September 10, 2021: Russia warplanes carried out over a hundred airstrikes in the last week against Islamic terrorist targets in northwest Syria (Latakia, Idlib and Homs provinces) plus ISIL targets in eastern Syria. Russian warplanes are based in Latakia, where Russia has built a large airbase on land provided by the Syrian government on a long-term lease. Russian military aircraft have been active in Syria since 2015 and by 2021 had flown over 40,000 sorties. Most of these sorties were non-combat operations by helicopters, military transports and combat support aircraft carrying out reconnaissance missions seeking out targets and keeping track of enemy, and friendly activity on the ground.

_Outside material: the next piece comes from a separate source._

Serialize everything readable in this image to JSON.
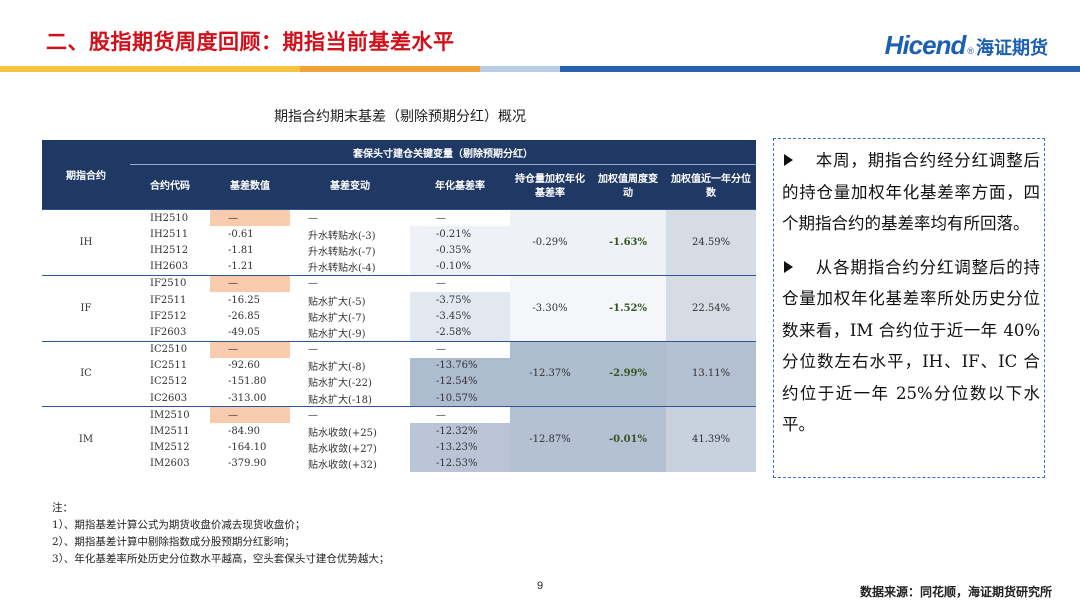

Russia does not have many UAVs for recon or ground attack. Using manned aircraft for any sorties is expensive, the combat sorties are just more expensive because they deliberately expend most of their cargo.

The Assad government wants the Russians to stick around to deal with the long-term threat from Islamic terrorists and secular rebels. The airstrikes and maintaining an airbase and nearby port facility are expensive but easier to hide in the budget than Russians getting killed in Syria. Nearly all the Russian military personnel in Syria are volunteers or military contractors, who are also more expensive than sending conscripts, which still comprise over half the armed forces. Families of conscripts are unhappy with conscription in general and get agitated if their sons are sent overseas and even more angry, and outspoken locally and on the Internet, if their conscript son is wounded or killed overseas.